La drammatica alluvione ancora in corso e di cui in queste ore si sta facendo la triste conta delle vittime e dei danni, impone, oltre alla necessità del sostegno morale ed economico alle popolazioni colpite, una seria riflessione sul modello di sviluppo che la nostra società continua a perseguire ciecamente. I dati ISPRA ogni anno denunciano un consumo di suolo insostenibile, con l’impermeabilizzazione della metà dei suoli in alcune aree il cui assetto idrogeologico è estremamente fragile, con intere periferie e gran parte delle infrastrutture produttive e di mobilità esposte a frane o alluvioni.
Le modificazioni del territorio – strade, costruito, impermeabilizzazione dei suoli, abbattimento degli alberi, variazioni o modificazioni degli alvei fluviali – possono pregiudicare la sicurezza dei nostri territori che sono “organismi” complessi. Fasce di mitigazione e rispetto in presenza di fiumi, seppur stagionali, non possono e non devono essere ignorate. Gli alvei, gli argini e le pianure alluvionali sono caratteri da valutare attentamente e con “rispetto” per ottenere effetti di mitigazione utili proprio in caso di eventi come quelli che stiamo vivendo.
Eppure, mancano le strutture e gli operatori per controllare la tenuta dei territori e di fiumi perché il nostro modello di sviluppo punta sulla cementificazione piuttosto che la manutenzione.

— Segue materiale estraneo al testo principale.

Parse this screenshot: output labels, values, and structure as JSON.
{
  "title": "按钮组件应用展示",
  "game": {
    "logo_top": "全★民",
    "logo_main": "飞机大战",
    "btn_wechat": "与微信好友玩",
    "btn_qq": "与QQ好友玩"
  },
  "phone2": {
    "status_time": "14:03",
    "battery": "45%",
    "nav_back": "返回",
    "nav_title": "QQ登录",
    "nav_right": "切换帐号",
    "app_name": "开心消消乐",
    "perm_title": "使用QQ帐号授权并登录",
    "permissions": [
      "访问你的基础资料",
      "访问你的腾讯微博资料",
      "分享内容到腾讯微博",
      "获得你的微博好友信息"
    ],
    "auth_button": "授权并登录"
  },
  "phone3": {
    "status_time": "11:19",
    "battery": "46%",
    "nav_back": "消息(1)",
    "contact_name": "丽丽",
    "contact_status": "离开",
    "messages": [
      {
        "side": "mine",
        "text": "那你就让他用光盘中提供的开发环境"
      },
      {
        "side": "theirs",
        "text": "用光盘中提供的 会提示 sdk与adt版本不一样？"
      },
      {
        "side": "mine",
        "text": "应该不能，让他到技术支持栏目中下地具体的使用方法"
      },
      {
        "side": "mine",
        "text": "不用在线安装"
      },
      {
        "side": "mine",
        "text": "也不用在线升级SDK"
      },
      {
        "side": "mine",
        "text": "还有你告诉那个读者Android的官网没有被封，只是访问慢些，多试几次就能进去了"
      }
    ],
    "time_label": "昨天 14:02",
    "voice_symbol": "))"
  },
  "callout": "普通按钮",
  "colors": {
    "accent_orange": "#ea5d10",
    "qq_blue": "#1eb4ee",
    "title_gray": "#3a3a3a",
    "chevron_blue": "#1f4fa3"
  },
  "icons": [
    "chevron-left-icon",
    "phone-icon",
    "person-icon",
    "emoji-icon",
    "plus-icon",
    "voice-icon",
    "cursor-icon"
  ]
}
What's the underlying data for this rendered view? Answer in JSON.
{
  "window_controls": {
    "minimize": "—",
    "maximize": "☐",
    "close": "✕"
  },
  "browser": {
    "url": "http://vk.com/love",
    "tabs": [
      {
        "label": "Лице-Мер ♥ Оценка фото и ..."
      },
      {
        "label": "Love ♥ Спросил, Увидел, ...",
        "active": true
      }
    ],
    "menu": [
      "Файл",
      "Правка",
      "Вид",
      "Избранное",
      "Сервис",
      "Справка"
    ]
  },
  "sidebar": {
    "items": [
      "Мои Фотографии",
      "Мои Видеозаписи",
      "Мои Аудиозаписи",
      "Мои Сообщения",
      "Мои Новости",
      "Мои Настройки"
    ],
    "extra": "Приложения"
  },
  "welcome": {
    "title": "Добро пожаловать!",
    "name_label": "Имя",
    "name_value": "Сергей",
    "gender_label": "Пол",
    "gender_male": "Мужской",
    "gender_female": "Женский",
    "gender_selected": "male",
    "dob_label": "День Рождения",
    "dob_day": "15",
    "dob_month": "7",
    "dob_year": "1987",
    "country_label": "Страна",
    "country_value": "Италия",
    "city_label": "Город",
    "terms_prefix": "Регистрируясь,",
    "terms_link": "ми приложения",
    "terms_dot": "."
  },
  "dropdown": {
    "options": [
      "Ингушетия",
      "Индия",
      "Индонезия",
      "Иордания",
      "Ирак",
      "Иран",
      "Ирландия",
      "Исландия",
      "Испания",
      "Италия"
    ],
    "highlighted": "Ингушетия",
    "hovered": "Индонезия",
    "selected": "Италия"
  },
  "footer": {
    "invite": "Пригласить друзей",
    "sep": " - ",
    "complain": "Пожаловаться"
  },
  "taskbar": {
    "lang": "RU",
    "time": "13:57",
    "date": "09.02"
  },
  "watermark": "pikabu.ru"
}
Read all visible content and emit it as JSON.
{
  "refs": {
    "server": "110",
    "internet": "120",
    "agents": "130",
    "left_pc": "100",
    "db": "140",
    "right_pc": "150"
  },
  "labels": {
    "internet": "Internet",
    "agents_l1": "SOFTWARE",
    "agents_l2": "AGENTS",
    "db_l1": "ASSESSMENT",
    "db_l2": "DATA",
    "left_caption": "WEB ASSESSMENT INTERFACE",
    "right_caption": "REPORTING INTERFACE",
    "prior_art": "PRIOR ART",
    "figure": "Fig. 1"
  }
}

Anche il PNRR, acronimo che contiene la parola “resilienza”, contribuisce, con lo spolvero di alcuni progetti infrastrutturali superati, a coprire il nostro Paese di opere che non fanno che aggravare la vulnerabilità degli insediamenti agli eventi catastrofici.
Lavoro e sviluppo sembrano ormai indissolubilmente legati al cemento e al catrame, manutenzione e cura dei territori costituiscono un’eccezione, ma uno stipendio guadagnato controllando un argine contribuirebbe in maniera fondamentale alla ricchezza degli Italiani. Insomma, sviluppo e cura non sono affatto in antitesi. Pertanto, Italia Nostra chiede che finalmente si approvi la legge contro il consumo di suolo, ferma da anni in Parlamento, e si proceda in tempi brevi all’approvazione, da parte del Governo, del Piano Nazionale di Adattamento Climatico e i decreti attuativi che definiscono le misure di prevenzione territorio.
La Sicilia è una regione caratterizzata da un rilevante dissesto idrogeologico. Nell’Isola ci sono 320mila residenti e 120mila edifici costruiti in zone di pericolo per smottamenti e alluvioni. Per rischio idrogeologico, la Sicilia è tra le regioni più minacciate d’Italia. Secondo l’ultimo rapporto Ispra, sono quasi duemila i chilometri quadrati in cui potrebbero verificarsi disastri ambientali, pari al 7% della superficie dell’Isola. La stima della popolazione potenzialmente presente nelle aree a rischio vede in cima la provincia di Palermo, con poco più di 36mila persone coinvolte, seguita da Messina, Agrigento e Caltanissetta. Una fragilità del territorio che si rispecchia anche negli edifici minacciati dai disastri ambientali: circa 120 mila in tutta la regione, tra cui 20mila imprese e anche un migliaio di beni culturali. Sotto osservazione c’è poi l’erosione costiera, che minaccia in maniera sempre più allarmante decine di comuni. Sono ben 139 i chilometri dove il mare avanza a discapito di spiagge e litorali, quasi il 10% del totale: un dato che a livello nazionale colloca la Sicilia dietro solo la Calabria.